Re: Cadbury's job losses indicate a failing system
The Alliance and its irrelevance
21 August, 2008 · 2 Comments
Today’s press release on Cadbury’s redundancies highlights why the Alliance will never return to Parliament. The Alliance of today offers nothing more than the two Marxist minnows, RAM and the Workers Party, demanding nothing more than economic central planning and income redistribution.
They claim redundancies at Cadbury area trend to low wage and casualised work force. Unfortunately for them and their openly Marxist compatriots trending upward median wages suggest the revolution’s further away than ever. Likewise, their claim about casualisation doesn’t match the statistics on full-time vs. part-time employment.
{GRAPH on original posting}
Source: Labour Market Statistics: 2007, Statistics NZ.
Even increasing inequality isn’t a revolution inducing trend.
Job losses aren’t a failing
The Alliance party’s Victor Billot says that the loss of jobs at the Cadbury factory in Dunedin is representative of a failure of the system.
Despite trumpeting his lack of economic nous with such a foolhardy statement, what it does do is highlight the idiocy of those who believe that firms laying off workers is a sign that something is wrong with our system.
Nothing could be further from the truth. In our market economy, private firms fortunes wax and wane in tune with the economic conditions they face. What we have in New Zealand though, are many barriers that mean that firms are handicapped from increasing their production when conditions are going good due to heavy regulation and high levels of taxation that make it difficult to hire workers, build factories and increase productivity.

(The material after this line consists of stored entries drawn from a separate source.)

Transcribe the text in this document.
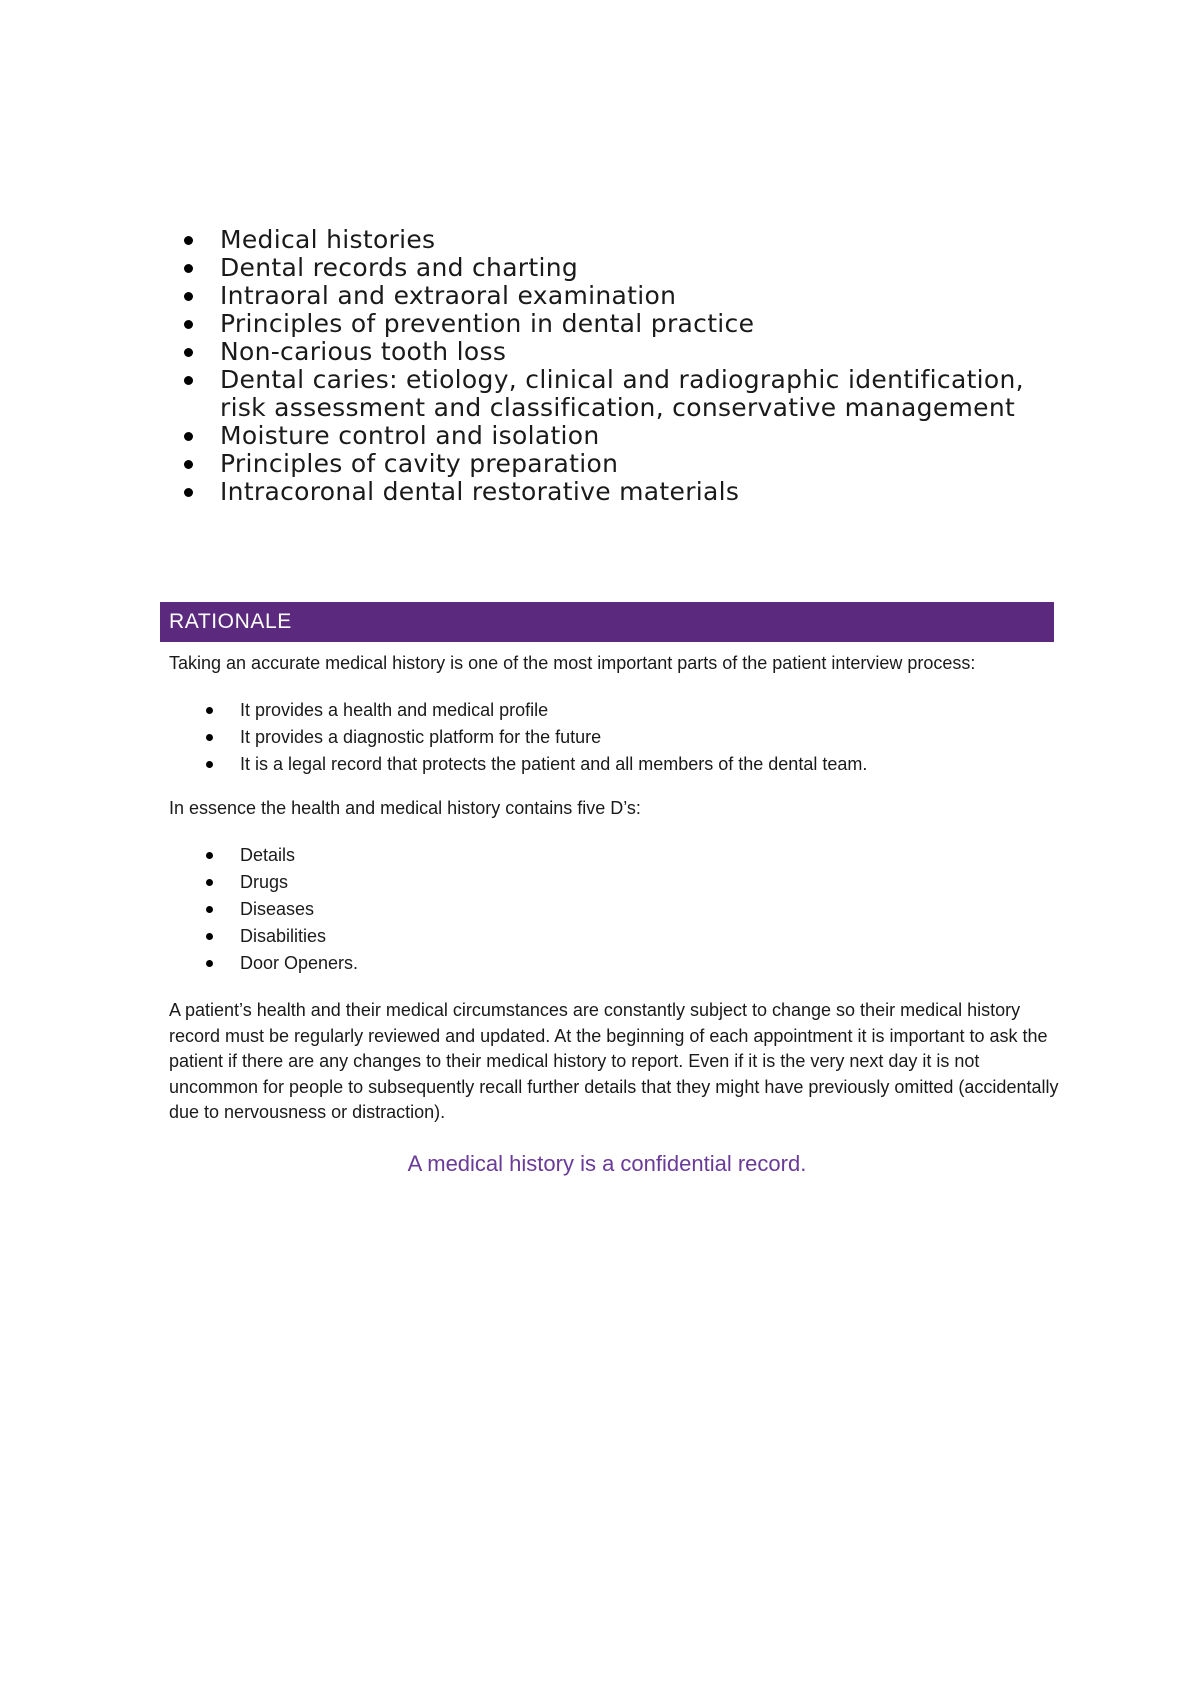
Medical histories
Dental records and charting
Intraoral and extraoral examination
Principles of prevention in dental practice
Non-carious tooth loss
Dental caries: etiology, clinical and radiographic identification, risk assessment and classification, conservative management
Moisture control and isolation
Principles of cavity preparation
Intracoronal dental restorative materials
RATIONALE

Taking an accurate medical history is one of the most important parts of the patient interview process:

It provides a health and medical profile
It provides a diagnostic platform for the future
It is a legal record that protects the patient and all members of the dental team.

In essence the health and medical history contains five D’s:

Details
Drugs
Diseases
Disabilities
Door Openers.

A patient’s health and their medical circumstances are constantly subject to change so their medical history record must be regularly reviewed and updated. At the beginning of each appointment it is important to ask the patient if there are any changes to their medical history to report. Even if it is the very next day it is not uncommon for people to subsequently recall further details that they might have previously omitted (accidentally due to nervousness or distraction).

A medical history is a confidential record.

Private firms are further handicapped in downturns where they have to jump through hoops and the bleating of the unions in order to rationalise their workforces and production levels. So what happens is that when the forces of supply and demand attempt to work in New Zealand, the high levels of government intervention that every business, both large and small, is operating at a level that is entirely suboptimal.
The loss of jobs at the Cadbury factory in Dunedin does not indicate a failure of the system, instead it highlights the brilliance of the system when it is allowed to function: the market responds to changes in supply and demand and the market solution will always be the most efficient.
When the Alliance, a motley collection of bludgers and bleaters, says things like businesses should serve the needs of all society instead of maximising profits for shareholders, we need only laugh at their idiocy.
For profit when derived from free market operations is the most moral end point, compared with the immoral theft that the Alliance and other parties of their ilk promote through their calls for more jobs to be created to ’secure employment’.
The market will decide whether or not new jobs are needed, there is no need for politicians to create new jobs - businesses will create them when they need to.
Re: Cadbury's job losses indicate a failing system
Re: Cadbury's job losses indicate a failing system
Yeah - like business people are entirely pure, moral and selfless, and not money-grubbing selfish individualist scum at all.
Hail to the omniscient free market and its invisible hand!